Mad Dog knew the writing was on the wall for Maxwelton to become a ghost town when the local school needed 10 students to stay open.

“It had nine students and when the education department inspector visited to check it out, the 10th student was always away sick. His name was Skippy and they really had a kangaroo on the school roll instead of a boy,” he said with a laugh.

Mad Dog still has a collection of old trucks and other vehicles on his Maxy property and his main entertainment is travelling into Richmond from time to time.

“I restore these things and there used to be a big USA military camp and airstrip here during WWII,” he said.

His prized possession is an old Diamond T truck which is a work in progress to restore.

Maxy is a sleepy little place and as they say, “Rome Wasn’t Built in a Day”.

“I bought the Diamond T from out near the Three Ways in the NT more than a decade ago and it used to cart rocks from there to Cloncurry.

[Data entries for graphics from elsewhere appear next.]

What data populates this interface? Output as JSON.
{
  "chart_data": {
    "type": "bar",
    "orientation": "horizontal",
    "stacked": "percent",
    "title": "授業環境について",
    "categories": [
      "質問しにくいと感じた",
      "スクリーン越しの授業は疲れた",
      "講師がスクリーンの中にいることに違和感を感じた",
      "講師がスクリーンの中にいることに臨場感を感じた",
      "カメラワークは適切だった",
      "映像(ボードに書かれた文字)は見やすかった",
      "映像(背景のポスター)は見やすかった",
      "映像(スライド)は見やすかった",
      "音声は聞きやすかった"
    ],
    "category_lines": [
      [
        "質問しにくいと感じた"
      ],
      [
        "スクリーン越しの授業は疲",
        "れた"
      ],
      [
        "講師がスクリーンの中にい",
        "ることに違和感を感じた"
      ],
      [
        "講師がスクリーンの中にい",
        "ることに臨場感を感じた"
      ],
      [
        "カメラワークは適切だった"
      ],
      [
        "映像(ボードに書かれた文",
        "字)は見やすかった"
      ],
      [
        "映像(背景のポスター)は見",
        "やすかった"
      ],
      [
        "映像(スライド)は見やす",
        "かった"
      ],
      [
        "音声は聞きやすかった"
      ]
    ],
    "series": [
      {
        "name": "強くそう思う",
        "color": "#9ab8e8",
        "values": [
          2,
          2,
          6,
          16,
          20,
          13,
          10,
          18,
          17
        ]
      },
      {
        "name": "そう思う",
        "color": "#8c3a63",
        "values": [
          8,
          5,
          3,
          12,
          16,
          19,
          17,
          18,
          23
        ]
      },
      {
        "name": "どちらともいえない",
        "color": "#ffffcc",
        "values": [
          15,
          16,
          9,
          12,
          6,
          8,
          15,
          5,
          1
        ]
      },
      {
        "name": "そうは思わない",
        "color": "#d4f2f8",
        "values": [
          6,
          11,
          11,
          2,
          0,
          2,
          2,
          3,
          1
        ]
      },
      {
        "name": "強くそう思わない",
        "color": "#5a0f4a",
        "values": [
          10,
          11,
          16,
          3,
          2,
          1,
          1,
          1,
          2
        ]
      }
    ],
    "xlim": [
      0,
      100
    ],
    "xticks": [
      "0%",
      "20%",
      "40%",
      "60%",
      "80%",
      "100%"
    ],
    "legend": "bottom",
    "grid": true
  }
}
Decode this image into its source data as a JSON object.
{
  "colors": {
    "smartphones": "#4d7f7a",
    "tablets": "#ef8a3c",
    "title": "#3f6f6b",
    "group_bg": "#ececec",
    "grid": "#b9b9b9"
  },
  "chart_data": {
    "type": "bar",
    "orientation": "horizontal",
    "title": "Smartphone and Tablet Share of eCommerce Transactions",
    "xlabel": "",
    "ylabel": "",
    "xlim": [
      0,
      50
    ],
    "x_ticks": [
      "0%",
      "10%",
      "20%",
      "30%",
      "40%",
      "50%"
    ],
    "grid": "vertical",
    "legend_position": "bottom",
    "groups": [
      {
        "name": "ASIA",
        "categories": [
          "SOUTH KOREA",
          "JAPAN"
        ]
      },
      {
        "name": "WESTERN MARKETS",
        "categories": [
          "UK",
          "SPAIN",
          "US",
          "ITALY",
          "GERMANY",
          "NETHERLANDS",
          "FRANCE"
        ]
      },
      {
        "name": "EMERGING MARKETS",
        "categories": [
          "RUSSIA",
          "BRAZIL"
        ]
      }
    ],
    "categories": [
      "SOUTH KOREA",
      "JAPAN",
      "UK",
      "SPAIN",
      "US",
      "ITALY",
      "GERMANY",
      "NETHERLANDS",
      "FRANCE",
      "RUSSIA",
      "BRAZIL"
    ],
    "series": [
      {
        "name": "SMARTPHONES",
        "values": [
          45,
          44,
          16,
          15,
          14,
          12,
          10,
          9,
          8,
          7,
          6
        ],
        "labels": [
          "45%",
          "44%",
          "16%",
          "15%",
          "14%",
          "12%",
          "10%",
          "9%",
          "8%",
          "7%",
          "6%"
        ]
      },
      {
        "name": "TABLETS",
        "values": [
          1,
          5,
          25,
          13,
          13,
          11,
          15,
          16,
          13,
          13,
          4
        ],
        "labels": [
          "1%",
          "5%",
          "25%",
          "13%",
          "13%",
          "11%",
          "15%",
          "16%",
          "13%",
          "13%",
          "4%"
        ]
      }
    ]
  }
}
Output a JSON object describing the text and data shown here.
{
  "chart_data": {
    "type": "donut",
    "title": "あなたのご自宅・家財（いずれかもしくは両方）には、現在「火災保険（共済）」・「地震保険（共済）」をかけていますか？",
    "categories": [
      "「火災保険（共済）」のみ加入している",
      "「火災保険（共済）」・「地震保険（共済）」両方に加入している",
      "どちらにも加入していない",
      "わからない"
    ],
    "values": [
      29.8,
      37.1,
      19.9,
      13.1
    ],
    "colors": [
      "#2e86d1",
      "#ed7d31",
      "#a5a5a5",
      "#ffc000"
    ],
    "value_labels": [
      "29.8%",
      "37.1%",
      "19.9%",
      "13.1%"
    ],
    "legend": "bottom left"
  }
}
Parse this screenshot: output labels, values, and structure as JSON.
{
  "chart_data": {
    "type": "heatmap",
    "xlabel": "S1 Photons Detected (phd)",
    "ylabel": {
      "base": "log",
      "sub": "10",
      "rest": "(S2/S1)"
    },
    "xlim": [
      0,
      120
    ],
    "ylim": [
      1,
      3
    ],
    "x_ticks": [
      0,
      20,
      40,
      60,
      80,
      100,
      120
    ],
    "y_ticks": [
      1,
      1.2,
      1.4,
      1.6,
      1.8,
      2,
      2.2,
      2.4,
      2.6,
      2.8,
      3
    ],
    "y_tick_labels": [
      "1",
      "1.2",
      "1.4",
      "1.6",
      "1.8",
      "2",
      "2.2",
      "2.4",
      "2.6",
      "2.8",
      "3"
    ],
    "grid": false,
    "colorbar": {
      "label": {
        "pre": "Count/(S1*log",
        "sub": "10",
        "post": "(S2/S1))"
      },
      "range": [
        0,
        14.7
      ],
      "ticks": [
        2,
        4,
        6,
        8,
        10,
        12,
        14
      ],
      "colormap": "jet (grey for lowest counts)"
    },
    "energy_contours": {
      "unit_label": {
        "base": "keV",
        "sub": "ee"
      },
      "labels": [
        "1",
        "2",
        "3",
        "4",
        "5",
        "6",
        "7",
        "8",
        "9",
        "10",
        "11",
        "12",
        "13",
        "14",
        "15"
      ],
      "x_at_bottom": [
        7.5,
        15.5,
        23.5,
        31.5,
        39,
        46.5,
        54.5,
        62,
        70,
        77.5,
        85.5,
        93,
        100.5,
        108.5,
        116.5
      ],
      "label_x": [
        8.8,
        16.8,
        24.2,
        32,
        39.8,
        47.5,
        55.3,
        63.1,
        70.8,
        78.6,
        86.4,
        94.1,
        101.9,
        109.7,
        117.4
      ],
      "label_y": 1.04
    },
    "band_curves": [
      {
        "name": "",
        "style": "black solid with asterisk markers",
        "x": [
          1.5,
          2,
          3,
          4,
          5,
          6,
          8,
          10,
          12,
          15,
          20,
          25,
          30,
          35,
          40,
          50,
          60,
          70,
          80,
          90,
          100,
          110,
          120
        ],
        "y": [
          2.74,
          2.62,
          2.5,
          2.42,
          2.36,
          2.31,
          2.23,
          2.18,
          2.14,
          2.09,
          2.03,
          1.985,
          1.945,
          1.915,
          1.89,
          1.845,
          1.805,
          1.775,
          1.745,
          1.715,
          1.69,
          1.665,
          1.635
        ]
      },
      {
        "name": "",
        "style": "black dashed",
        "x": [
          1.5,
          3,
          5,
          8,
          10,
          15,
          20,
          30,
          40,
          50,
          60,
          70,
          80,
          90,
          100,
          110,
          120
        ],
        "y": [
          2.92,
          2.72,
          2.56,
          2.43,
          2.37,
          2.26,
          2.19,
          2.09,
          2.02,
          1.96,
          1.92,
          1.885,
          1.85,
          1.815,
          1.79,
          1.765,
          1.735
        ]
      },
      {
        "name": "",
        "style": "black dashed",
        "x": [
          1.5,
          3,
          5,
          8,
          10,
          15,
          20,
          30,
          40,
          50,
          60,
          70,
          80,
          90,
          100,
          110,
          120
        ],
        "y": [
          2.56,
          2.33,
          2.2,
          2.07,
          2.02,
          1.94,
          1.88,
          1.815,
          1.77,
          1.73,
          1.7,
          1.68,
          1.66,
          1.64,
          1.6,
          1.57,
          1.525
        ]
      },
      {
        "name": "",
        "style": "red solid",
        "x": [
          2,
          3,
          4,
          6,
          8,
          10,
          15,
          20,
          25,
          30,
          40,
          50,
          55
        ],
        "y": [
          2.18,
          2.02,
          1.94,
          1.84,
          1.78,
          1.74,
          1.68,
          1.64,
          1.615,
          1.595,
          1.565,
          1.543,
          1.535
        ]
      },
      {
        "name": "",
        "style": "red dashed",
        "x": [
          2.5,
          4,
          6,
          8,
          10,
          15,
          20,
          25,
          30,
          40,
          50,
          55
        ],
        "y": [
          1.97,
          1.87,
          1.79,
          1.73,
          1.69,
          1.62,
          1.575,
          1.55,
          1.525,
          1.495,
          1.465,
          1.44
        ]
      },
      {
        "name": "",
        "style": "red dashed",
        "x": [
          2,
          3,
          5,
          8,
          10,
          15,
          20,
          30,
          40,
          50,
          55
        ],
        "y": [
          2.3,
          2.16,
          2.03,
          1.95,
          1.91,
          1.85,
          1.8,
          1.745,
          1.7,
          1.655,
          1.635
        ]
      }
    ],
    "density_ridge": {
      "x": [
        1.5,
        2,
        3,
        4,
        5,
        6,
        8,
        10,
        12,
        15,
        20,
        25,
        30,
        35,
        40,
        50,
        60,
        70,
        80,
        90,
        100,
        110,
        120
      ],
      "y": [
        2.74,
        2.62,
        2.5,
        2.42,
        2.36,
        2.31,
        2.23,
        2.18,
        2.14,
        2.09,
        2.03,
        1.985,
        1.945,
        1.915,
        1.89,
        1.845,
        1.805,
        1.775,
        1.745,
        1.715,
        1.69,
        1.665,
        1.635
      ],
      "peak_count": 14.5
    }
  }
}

I put a V8 Perkins motor in it and it has 22 gears,” he said.

Being fair skinned, Mad Dog has had his share of skin cancers either frozen off or surgically removed and urges everybody to slip, slop and slap.

If he gets bored at Maxy, Mad Dog drives his old car into Richmond where he will have a few cold soft drinks at his favourite pub the Federal Palace, or the nearby Mud Hut Hotel.

If he catches up with a mate, he may even be tempted into having a beer, although he says he doesn’t imbibe much these days.

From time-to-time he will even rent a room overnight at the Federal Palace in a town which is the “big smoke” compared to Maxy.

“That is when I may have some beers because it gets very hot in the outback. It is 36 degrees today,” he said.

Mad Dog is also a history buff and has found old graves about 20km from Richmond at a place which was once a Cobb and Co stagecoach changeover depot.

“They are from the 1880s,” he said.

Living in Maxwelton, which is 550km inland from the east coast, has some advantages apart from the peace and quiet.

Mad Dog said his biggest thrill was getting a visit from singers Lee Kernaghan and Troy Cassar Daley some time ago.

If you are traveling between Richmond and Julia Creek, look for the turnoff to Maxy which is 500m off the Flinders Highway.

Pop in and see Mad Dog and tell him I sent you. But, be warned, take along the bloody insect repellent.